In recent years, the field of four-foot bionic robots is mostly focused on motion control of robot legs, the trunk of the existing multi-foot crawling robot has no flexible vertebra, and the developed rigid structural trunk for connecting forelimbs and hindlimbs is difficult to apply and extend to unstructured environments. From the bionics perspective, the spiniferous organisms show good motion control capability in the evolution of hundreds of millions of years, the improvement direction of combining the spiniferous feet with the flexible spiniferous organisms is more in line with the thought of the bionic evolution of the mechanism, and along with the appearance of the spiniferous flexible trunk, the design of the robot feet is simplified and the size is reduced.
At present, most of research on four-foot robots containing vertebrates at home and abroad is passive compliance, and elastic bodies are used for replacing the four-foot robots. Although the use of elastic elements may protect the system from hard and abrupt movements or vibrations, it may exhibit a superior stability during movement. But the active control of the robot's spinal deformations during steering, slapping or jumping is not possible, limiting the active degrees of freedom, gait length and running speed of the quadruped robot.

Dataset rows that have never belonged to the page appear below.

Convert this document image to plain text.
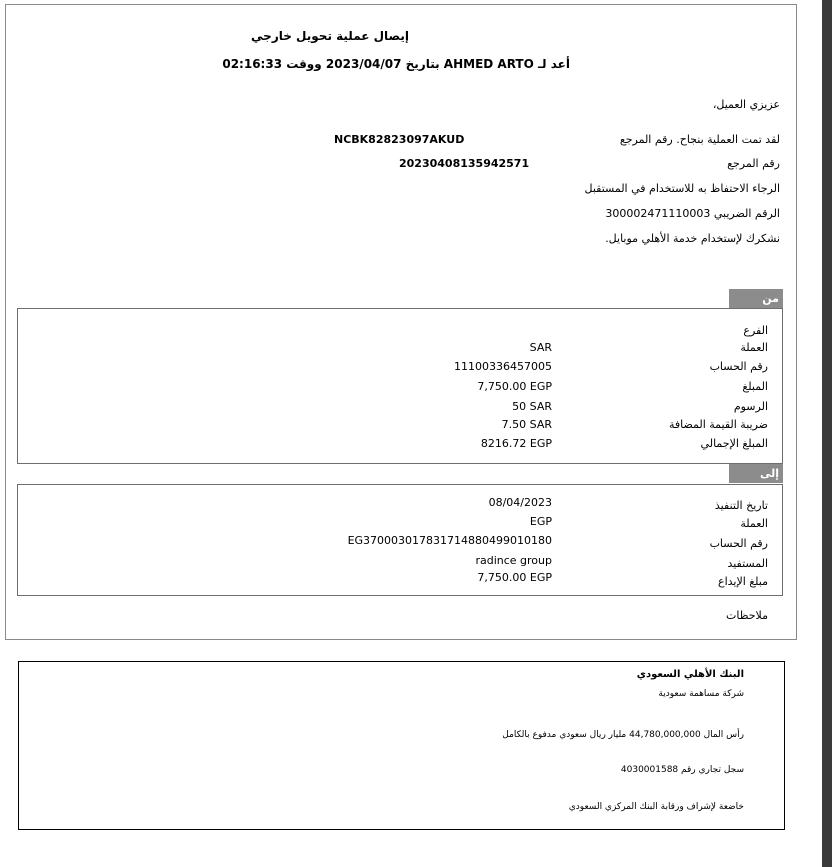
إيصال عملية تحويل خارجي
أعد لـ AHMED ARTO بتاريخ 2023/04/07 ووقت 02:16:33
عزيزي العميل،
لقد تمت العملية بنجاح. رقم المرجع
NCBK82823097AKUD
رقم المرجع
20230408135942571
الرجاء الاحتفاظ به للاستخدام في المستقبل
الرقم الضريبي 300002471110003
نشكرك لإستخدام خدمة الأهلي موبايل.
من
الفرع
العملة
SAR
رقم الحساب
11100336457005
المبلغ
7,750.00 EGP
الرسوم
50 SAR
ضريبة القيمة المضافة
7.50 SAR
المبلغ الإجمالي
8216.72 EGP
إلى
تاريخ التنفيذ
08/04/2023
العملة
EGP
رقم الحساب
EG370003017831714880499010180
المستفيد
radince group
مبلغ الإيداع
7,750.00 EGP
ملاحظات
البنك الأهلي السعودي
شركة مساهمة سعودية
رأس المال 44,780,000,000 مليار ريال سعودي مدفوع بالكامل
سجل تجاري رقم 4030001588
خاضعة لإشراف ورقابة البنك المركزي السعودي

The parallel configuration is an ideal feature of a spinal joint. In a fast moving and unstructured environment, the spinal joint may be subjected to strong, unstable impact forces, the parallel configuration provides greater precision than the serial configuration, the end effector is supported on several mechanical chains, and the errors of a single drive do not accumulate. However, the range of motion of a single parallel mechanism is relatively small, while the series arrangement can increase the range of motion of the spine.
There are also solutions for using parallel mechanisms to make the flexible trunk of a quadruped robot to achieve rapid movement and terrain adaptation. Such as chinese patent literature [ application number: CN201510330474.7 discloses a four-foot robot with a parallel waist structure, which comprises a frame, a parallel waist structure and four parallel mechanical legs, and can realize six degrees of freedom under the cooperation of the parallel waist structure and the four parallel mechanical legs. The parallel waist structure has only four degrees of freedom, has a smaller rotation range and has weak adaptability.
Disclosure of Invention
The invention aims at overcoming the defects and shortcomings of the technology, and provides an active compliant spine of a serial-parallel four-foot robot, wherein a rigid material connected with the front limbs and the rear limbs is replaced by an elastic and driven active compliant spine, so that the mobility of a multi-motion system of the four-foot robot and the adaptability to the environment are improved.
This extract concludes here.